GPU acceleration is now on by default and verified end-to-end on the Blackwell RTX 5050 (sm_120): - Ollama offloads 100% to GPU (log: library=CUDA compute=12.0, BLACKWELL_NATIVE_FP4=1). compose passes GPU via CDI (devices: nvidia.com/gpu=all) to both ollama and javis. - Whisper STT on GPU: faster-whisper>=1.1.0 + nvidia-cublas/cudnn cu12, LD_LIBRARY_PATH baked into the image. Verified float16 transcribe on sm_120; bridge auto-falls back to CPU when no GPU is present. - Model: default chat model -> qwen3:8b (best 8GB-VRAM tool-calling, ~5GB Q4). Embed stays nomic-embed-text. - README documents the host one-time setup (nvidia-container-toolkit + `nvidia-ctk cdi generate`) and GPU on/off. Verified: image builds; GPU visible in both containers via compose; ollama ps = 100% GPU; faster-whisper cuda OK + CPU fallback OK; bridge /health 200.

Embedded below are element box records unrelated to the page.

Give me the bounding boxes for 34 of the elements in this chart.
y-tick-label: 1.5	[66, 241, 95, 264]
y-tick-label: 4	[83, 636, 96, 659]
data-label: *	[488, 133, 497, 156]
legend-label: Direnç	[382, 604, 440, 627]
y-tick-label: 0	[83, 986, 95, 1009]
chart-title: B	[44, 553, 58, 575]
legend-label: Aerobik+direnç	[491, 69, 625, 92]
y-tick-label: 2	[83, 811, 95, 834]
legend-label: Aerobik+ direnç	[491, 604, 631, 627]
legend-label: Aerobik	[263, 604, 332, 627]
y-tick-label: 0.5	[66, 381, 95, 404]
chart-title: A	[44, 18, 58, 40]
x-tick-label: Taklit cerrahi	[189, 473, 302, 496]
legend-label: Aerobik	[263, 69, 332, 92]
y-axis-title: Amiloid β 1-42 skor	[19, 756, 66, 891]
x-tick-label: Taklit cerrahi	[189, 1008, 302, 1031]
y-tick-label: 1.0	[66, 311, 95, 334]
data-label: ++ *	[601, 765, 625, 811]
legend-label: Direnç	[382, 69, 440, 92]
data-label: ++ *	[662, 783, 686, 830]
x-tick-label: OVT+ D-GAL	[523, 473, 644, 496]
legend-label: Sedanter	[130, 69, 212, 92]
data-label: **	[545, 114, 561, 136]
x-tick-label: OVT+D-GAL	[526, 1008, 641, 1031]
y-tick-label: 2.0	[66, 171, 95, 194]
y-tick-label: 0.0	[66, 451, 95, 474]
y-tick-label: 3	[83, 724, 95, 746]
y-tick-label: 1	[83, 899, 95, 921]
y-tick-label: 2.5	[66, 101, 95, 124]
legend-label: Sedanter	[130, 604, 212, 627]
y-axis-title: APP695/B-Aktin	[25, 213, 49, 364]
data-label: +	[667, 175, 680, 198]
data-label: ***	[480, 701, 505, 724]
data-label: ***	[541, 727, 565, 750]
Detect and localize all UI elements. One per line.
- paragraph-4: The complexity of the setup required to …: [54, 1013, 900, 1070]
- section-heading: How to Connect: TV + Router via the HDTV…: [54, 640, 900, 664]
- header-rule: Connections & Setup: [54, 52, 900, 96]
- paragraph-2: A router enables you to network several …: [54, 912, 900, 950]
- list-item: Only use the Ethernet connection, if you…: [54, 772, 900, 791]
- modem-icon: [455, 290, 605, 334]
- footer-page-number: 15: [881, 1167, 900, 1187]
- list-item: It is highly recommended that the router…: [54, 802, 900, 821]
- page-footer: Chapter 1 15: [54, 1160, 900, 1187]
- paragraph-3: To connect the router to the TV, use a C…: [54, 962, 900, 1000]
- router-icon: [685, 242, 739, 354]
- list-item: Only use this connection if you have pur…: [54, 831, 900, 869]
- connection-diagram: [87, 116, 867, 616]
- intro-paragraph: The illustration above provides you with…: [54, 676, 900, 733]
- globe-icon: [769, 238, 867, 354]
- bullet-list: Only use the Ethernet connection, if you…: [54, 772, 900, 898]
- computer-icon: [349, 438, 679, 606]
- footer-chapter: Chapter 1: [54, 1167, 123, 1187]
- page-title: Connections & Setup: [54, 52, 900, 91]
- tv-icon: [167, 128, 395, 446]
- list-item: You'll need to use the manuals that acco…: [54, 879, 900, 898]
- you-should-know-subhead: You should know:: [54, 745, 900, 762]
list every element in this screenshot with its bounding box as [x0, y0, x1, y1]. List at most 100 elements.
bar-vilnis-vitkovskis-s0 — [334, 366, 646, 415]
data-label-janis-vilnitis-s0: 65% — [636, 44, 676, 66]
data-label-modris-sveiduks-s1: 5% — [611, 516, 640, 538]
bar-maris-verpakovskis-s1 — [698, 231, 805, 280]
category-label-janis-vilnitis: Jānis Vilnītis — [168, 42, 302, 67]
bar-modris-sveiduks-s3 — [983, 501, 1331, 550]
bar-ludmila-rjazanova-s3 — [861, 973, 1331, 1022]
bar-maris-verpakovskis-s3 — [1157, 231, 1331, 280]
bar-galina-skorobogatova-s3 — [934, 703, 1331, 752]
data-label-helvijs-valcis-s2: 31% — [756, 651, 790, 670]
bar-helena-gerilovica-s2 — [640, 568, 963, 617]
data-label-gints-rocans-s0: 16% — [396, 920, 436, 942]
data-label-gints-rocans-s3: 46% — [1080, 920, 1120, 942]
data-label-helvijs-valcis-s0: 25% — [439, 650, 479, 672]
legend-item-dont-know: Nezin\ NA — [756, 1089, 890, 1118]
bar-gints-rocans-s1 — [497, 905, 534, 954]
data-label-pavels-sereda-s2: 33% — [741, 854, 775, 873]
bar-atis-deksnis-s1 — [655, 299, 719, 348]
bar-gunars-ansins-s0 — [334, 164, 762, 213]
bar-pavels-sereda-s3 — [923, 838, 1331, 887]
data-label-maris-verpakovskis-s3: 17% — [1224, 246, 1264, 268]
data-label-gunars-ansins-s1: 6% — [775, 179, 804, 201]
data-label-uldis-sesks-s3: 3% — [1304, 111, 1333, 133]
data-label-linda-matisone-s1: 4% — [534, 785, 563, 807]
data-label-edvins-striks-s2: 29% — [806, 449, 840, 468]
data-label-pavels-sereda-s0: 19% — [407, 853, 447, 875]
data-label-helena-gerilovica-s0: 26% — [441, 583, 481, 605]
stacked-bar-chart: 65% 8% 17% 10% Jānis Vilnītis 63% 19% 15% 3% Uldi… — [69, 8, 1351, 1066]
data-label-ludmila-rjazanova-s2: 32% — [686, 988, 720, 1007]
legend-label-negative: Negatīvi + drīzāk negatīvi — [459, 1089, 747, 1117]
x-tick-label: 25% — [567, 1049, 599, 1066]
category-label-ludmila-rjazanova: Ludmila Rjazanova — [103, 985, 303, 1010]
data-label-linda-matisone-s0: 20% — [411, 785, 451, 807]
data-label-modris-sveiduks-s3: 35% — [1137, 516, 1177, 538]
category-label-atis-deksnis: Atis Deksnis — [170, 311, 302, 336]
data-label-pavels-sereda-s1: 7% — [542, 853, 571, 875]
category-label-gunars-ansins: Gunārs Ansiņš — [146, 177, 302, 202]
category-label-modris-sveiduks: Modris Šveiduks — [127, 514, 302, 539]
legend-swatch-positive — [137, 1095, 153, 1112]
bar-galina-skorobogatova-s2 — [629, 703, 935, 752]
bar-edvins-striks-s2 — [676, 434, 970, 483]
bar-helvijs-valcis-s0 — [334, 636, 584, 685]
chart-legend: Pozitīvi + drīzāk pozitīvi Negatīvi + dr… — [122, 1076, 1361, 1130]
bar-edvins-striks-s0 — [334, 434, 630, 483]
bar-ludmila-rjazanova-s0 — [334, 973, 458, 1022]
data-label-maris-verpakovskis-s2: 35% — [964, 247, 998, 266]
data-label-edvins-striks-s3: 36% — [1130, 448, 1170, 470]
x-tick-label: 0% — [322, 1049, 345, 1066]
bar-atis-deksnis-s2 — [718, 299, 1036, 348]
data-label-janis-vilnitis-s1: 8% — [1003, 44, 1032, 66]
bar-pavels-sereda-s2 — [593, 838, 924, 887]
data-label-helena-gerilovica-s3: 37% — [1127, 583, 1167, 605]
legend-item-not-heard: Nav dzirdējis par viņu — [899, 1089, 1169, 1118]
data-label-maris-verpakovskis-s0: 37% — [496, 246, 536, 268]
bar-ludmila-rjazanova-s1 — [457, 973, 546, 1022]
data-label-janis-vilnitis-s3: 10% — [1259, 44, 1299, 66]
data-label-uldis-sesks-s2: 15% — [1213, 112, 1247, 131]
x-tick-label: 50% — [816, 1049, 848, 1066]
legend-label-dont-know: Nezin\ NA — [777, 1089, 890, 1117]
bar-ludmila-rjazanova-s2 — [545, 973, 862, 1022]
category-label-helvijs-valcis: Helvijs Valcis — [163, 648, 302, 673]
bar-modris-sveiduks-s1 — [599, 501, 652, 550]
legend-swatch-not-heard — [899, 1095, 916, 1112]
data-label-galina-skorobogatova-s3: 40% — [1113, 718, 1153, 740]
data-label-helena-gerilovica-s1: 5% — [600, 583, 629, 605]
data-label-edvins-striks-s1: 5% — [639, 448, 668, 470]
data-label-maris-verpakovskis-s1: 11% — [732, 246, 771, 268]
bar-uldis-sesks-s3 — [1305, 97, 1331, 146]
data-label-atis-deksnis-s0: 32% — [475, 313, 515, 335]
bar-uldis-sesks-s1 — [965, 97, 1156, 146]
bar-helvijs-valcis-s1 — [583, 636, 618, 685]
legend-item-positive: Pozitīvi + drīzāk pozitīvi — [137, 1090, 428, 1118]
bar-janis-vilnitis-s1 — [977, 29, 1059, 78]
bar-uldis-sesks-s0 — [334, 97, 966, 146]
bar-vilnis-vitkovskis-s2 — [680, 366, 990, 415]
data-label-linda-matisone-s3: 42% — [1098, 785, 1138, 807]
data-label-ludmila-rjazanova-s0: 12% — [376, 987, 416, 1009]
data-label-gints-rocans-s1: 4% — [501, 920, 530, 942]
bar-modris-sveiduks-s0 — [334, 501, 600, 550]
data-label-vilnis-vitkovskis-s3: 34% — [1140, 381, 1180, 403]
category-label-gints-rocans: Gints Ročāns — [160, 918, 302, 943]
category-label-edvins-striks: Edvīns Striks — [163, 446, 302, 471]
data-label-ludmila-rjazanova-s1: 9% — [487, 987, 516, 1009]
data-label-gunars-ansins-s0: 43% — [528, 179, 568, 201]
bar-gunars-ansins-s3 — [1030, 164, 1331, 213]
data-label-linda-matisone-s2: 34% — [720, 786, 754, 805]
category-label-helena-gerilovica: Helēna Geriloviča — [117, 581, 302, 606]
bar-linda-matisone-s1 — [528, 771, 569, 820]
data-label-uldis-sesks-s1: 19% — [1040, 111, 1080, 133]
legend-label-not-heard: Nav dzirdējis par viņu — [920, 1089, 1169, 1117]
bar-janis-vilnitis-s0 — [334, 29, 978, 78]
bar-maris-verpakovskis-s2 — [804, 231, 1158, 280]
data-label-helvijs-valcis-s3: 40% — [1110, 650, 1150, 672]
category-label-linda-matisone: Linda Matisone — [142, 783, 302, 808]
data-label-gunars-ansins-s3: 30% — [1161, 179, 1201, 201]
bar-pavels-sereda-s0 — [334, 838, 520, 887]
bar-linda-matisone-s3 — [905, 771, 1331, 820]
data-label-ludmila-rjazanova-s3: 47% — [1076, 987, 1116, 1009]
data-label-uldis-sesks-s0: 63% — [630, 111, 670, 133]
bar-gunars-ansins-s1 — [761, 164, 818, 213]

2026-06-09 15:49:21 +09:00
parent 25c77ac794
commit 0dbc0300d7
7 changed files with 61 additions and 22 deletions
--- a/.env.example
+++ b/.env.example
@@ -20,9 +20,10 @@ BRIDGE_HOST=127.0.0.1
 BRIDGE_PORT=8765
 JARVIS_BRAIN_ENABLED=1
 JARVIS_TTS_ENABLED=1
-# faster-whisper device/compute. On this RTX 5050 box: cuda / float16.
-WHISPER_DEVICE=auto
-WHISPER_COMPUTE_TYPE=auto
+# faster-whisper device/compute. GPU by default (RTX 5050 / sm_120, verified).
+# Falls back to CPU automatically if no GPU is passed to the container.
+WHISPER_DEVICE=cuda
+WHISPER_COMPUTE_TYPE=float16
 # Optional explicit Piper voice model (.onnx). If empty, the jarvis default is used.
 TTS_PIPER_MODEL_PATH=

@@ -32,7 +33,8 @@ TTS_PIPER_MODEL_PATH=
 # ---------------------------------------------------------------------------
 # In docker-compose this is overridden to http://ollama:11434 automatically.
 OLLAMA_BASE_URL=http://127.0.0.1:11434
-OLLAMA_CHAT_MODEL=llama3.1:8b
+# qwen3:8b — best 8GB-VRAM pick: strongest tool-calling, ~5GB Q4, fits the RTX 5050.
+OLLAMA_CHAT_MODEL=qwen3:8b
 OLLAMA_EMBED_MODEL=nomic-embed-text
 WHISPER_MODEL=small